# Fishneedit 150watt MH



## thefishmanlives (Feb 15, 2008)

Just setup my 150watt Metal Halide to go over my 29 gallon from fishneedit.com. Cost me $133 and you can get it with 6700 or 8000k bulbs (or higher K ones for Salt). I actually got one of the 6700 and one of the 8000k. Have only tried the 6700 so far and its Ok, its a little greenish for me but 6700 bulbs always are (I used 9325s when I had PCs). This is a great fixture. Comes with legs to mount if off the back of the tank so it fits any size tank, and also comes with a hanging kit. Ballast is magnetic but cant hear it at all, its inside my stand. Overall im really pleased with the fixture and Im glad I went with MH over T5HO. The shimmering affect is awesome and the legs allow me to mount it about 11" off the tank. Had it on for a few hours and its actually cooler then with my 65x2 PC and 20x2 t12 fixtures on it, so all those guys on here who said id have heat problems, step your game up and get off the bandwagon. Ive talked to a few people who have leggy plants with T5s (we are talking about the more the budget fixtures obviously not about teks or similar). My sole purpose is to have nice plants all the way to the bottom of the stem. So far I feel like this is going to be about the amount of light I wanted, especially with it mounted 11" off the tank. Right now Im runing it for 5.5 hours a day. If algae starts to become an issue, Ill hang it from the suspension kit and raise it up higher. Still can figure out how someone could say this would be too much light but a 4 bulbs t5ho fixture (tek, etc) wouldnt be. In conclusion, Im really really please with the light, it was a snap to setup, has a quality appearance and feel, and no major issues so far. we'll see how it goes from here. :smow:


----------



## bgzbgz (Jul 6, 2007)

133 for mh sounds like a good deal, where did you get it?


----------



## Left C (Jun 14, 2005)

Wow!!

Dang, that is very good info.

Geisemann sells T5 Midday bulbs at 6000K.

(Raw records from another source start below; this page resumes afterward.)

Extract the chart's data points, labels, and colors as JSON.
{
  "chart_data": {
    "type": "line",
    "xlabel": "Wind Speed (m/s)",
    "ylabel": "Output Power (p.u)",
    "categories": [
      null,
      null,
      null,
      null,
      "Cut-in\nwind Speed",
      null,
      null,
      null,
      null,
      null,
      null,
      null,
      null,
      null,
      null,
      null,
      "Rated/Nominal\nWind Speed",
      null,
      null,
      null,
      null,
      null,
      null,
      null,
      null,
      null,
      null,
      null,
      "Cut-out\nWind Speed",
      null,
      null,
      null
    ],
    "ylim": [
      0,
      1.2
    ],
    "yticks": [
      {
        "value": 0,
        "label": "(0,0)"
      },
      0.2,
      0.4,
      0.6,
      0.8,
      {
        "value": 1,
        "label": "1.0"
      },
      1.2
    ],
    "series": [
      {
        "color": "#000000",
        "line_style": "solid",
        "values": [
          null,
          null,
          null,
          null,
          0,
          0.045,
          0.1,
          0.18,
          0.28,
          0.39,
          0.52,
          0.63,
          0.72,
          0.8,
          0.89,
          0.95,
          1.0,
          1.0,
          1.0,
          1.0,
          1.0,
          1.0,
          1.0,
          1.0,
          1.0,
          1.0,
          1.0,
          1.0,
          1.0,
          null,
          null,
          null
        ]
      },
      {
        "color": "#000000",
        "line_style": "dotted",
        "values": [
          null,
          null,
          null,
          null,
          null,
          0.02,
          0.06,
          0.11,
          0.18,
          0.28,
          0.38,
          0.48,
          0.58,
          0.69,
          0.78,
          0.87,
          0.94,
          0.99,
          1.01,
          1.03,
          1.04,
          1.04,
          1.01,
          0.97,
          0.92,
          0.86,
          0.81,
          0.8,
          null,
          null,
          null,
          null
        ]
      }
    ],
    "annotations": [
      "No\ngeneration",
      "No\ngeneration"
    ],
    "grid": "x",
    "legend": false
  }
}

Orlando knows of a place that sells the Aqua flora bulbs, bulbs but they have a different name. There are also other bulbs available.

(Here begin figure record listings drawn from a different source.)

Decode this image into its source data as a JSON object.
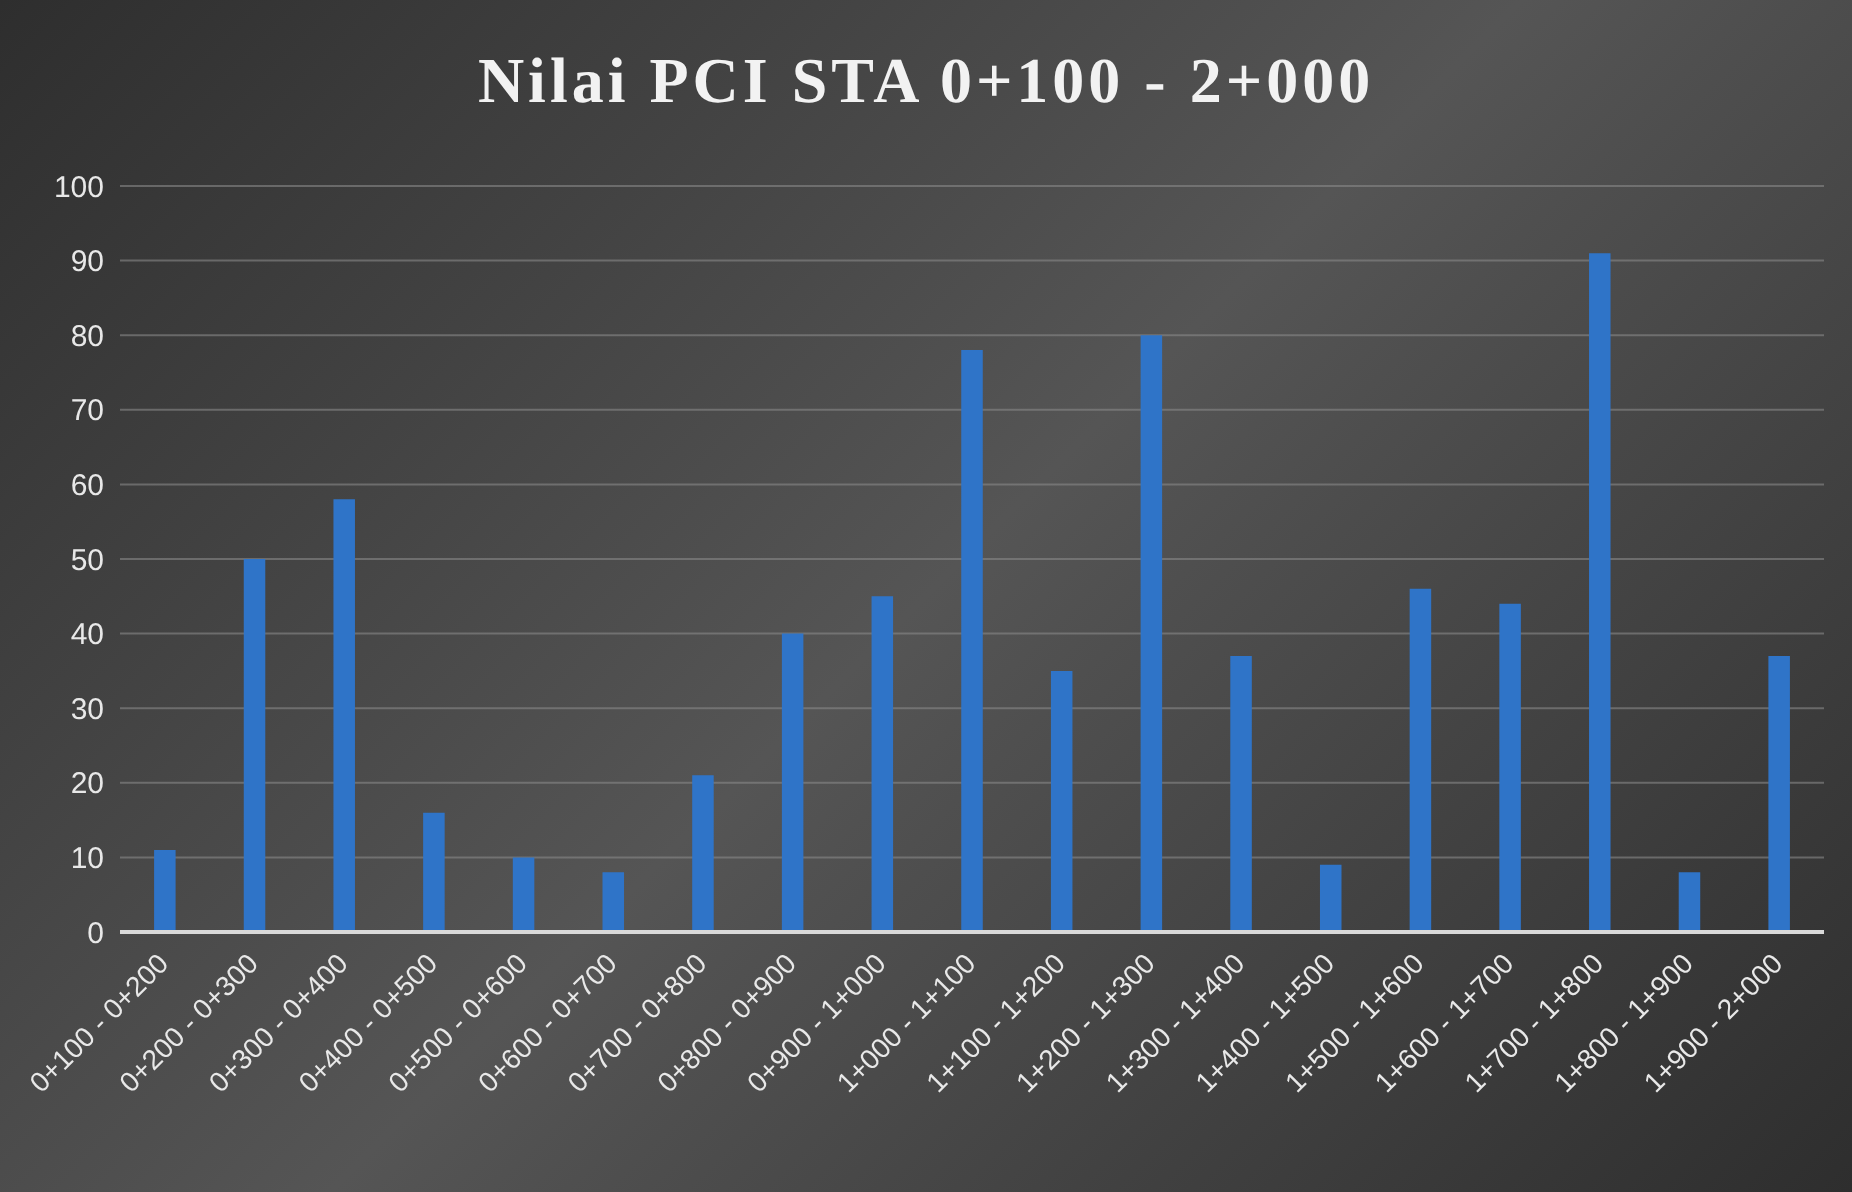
{
  "chart_data": {
    "type": "bar",
    "title": "Nilai PCI STA 0+100 - 2+000",
    "categories": [
      "0+100 - 0+200",
      "0+200 - 0+300",
      "0+300 - 0+400",
      "0+400 - 0+500",
      "0+500 - 0+600",
      "0+600 - 0+700",
      "0+700 - 0+800",
      "0+800 - 0+900",
      "0+900 - 1+000",
      "1+000 - 1+100",
      "1+100 - 1+200",
      "1+200 - 1+300",
      "1+300 - 1+400",
      "1+400 - 1+500",
      "1+500 - 1+600",
      "1+600 - 1+700",
      "1+700 - 1+800",
      "1+800 - 1+900",
      "1+900 - 2+000"
    ],
    "values": [
      11,
      50,
      58,
      16,
      10,
      8,
      21,
      40,
      45,
      78,
      35,
      80,
      37,
      9,
      46,
      44,
      91,
      8,
      37
    ],
    "color": "#2f74c8",
    "ylim": [
      0,
      100
    ],
    "yticks": [
      0,
      10,
      20,
      30,
      40,
      50,
      60,
      70,
      80,
      90,
      100
    ],
    "grid": "y"
  }
}
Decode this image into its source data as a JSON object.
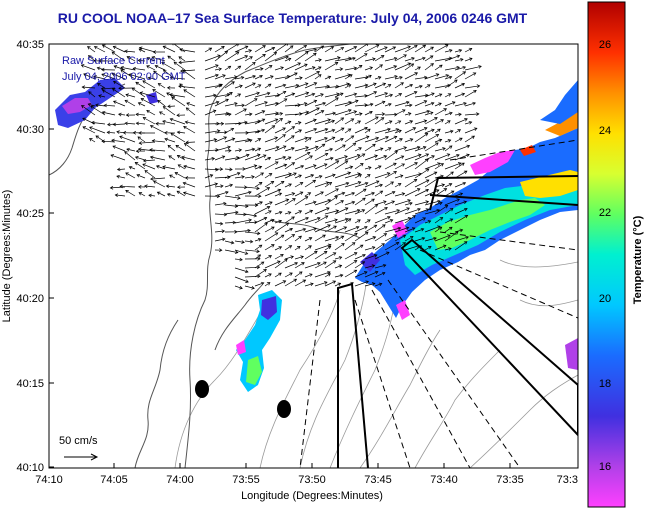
{
  "title": "RU COOL  NOAA–17  Sea Surface Temperature:  July 04, 2006 0246 GMT",
  "annotation": {
    "line1": "Raw Surface Current",
    "line2": "July 04, 2006 02:00 GMT"
  },
  "scale_label": "50 cm/s",
  "x_axis": {
    "label": "Longitude (Degrees:Minutes)",
    "ticks": [
      "74:10",
      "74:05",
      "74:00",
      "73:55",
      "73:50",
      "73:45",
      "73:40",
      "73:35",
      "73:3"
    ]
  },
  "y_axis": {
    "label": "Latitude (Degrees:Minutes)",
    "ticks": [
      "40:35",
      "40:30",
      "40:25",
      "40:20",
      "40:15",
      "40:10"
    ]
  },
  "colorbar": {
    "label": "Temperature (°C)",
    "ticks": [
      "26",
      "24",
      "22",
      "20",
      "18",
      "16"
    ],
    "range": [
      15,
      27
    ]
  },
  "colors": {
    "title": "#1a1aa8",
    "coast": "#555555",
    "vectors": "#000000"
  }
}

re are other bulbs offered.


----------



## thefishmanlives (Feb 15, 2008)

www.fishneedit.com i love this lamp...the MH light looks so sweeet


----------



## thefishmanlives (Feb 15, 2008)

btw, i installed the 8000k bulb and this is the one to get from them. Not as red as the GE 9325, which is my fav, but way better then the 6700 which im not big on.


----------



## thefishmanlives (Feb 15, 2008)

btw, i installed the 8000k bulb and this is the one to get from them. Not as red as the GE 9325, which is my fav, but way better then the 6700 which im not big on.


----------



## stuckintexas (Aug 12, 2008)

hey im looking at getting a MH light and i found a coralife aqualight 150W for 300 dollars, this is half that price. why do you think there is such a price gap? looks like you have been running this for two months, how is it so far? i wont be able to hang it from my ceiling so i would be using the mounting arms. do they look durable? which way do you have it mounted?


----------



## stuckintexas (Aug 12, 2008)

how is the light? does it have much spill off into the room? thanks.


----------



## bgzbgz (Jul 6, 2007)

stuckintexas said:


> hey im looking at getting a MH light and i found a coralife aqualight 150W for 300 dollars, this is half that price. why do you think there is such a price gap? looks like you have been running this for two months, how is it so far? i wont be able to hang it from my ceiling so i would be using the mounting arms. do they look durable? which way do you have it mounted?


The coralife is hqi this is mogul. 2 different kinds of mh.


----------



## kwc1974 (Jan 4, 2006)

bgzbgz said:


> The coralife is hqi this is mogul. 2 different kinds of mh.


But the website clearly state HQI MH not mogul.

also everything I have read about this light is good so far. Might pick up a few when thay are back in stock.


----------



## bgzbgz (Jul 6, 2007)

Sorry it is HQI.


----------